Así llegó el día de la partida, por fin, a la Cd. de México. Durante la mañana la resignada madre se dedicó a cocer las tortillas de harina para el viaje, preparadas con más manteca de lo habitual y enrolladas en tacos de machaca y frijol frito. Luego la última  planchada a la ropa del hijo, el cierre de la maleta, las cajas de cartón con almohada y cobijas, la bolsa con el lonche, enseres personales, y el padre esperando para llevarlo a la Central Camionera.

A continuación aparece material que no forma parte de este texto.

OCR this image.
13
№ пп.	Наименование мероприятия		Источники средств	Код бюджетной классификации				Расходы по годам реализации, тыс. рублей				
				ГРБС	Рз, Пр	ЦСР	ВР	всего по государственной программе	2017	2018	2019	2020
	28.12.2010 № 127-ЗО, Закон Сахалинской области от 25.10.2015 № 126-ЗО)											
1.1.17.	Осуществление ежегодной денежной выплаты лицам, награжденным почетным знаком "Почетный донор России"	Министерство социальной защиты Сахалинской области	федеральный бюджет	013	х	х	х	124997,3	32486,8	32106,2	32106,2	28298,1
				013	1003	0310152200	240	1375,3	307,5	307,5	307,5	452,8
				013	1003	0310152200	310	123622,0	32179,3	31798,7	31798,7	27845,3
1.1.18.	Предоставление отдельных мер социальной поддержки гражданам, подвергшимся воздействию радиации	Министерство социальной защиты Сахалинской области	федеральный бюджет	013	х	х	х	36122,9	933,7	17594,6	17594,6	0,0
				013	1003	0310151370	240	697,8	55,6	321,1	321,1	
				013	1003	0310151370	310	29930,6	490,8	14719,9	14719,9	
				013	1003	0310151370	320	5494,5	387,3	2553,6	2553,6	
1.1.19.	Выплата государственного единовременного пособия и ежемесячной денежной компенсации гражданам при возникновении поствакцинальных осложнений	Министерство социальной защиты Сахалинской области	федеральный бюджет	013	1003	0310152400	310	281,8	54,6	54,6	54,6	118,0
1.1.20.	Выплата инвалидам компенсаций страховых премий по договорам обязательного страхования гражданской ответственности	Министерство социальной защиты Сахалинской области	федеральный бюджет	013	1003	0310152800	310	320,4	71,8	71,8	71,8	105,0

Cuando Alberto sale de su casa ve una imagen perdurable: Su madre lagrimea recargada en el cerco de la casa y le da la bendición obligada, mientras el padre lo apura, no te vaya a dejar el camión. Para los viejos será la primera de muchas noches de despertar en medio de la oscuridad preguntando cómo estará el hijo a esa hora.

En el andén del Tres Estrellas de Oro ya lo esperan otros compañeros de viaje y es momento de abordar. El último adiós, el definitivo y el inicio de una vida nueva. Alberto ve preocupado al padre y comprende el motivo. No te apures, le dice, los fines de semana y cada vez que tenga oportunidad voy a trabajar, no me faltará nada.

- Haz lo que quieras, nomás no te dediques al doblaje de artistas -dice el padre con un guiño pícaro y el hijo le regresa una sonrisa cómplice. Alberto sube al Tres Estrellas, se acomoda en un asiento y a través de la ventanilla ve la amada figura de su padre parado en el andén.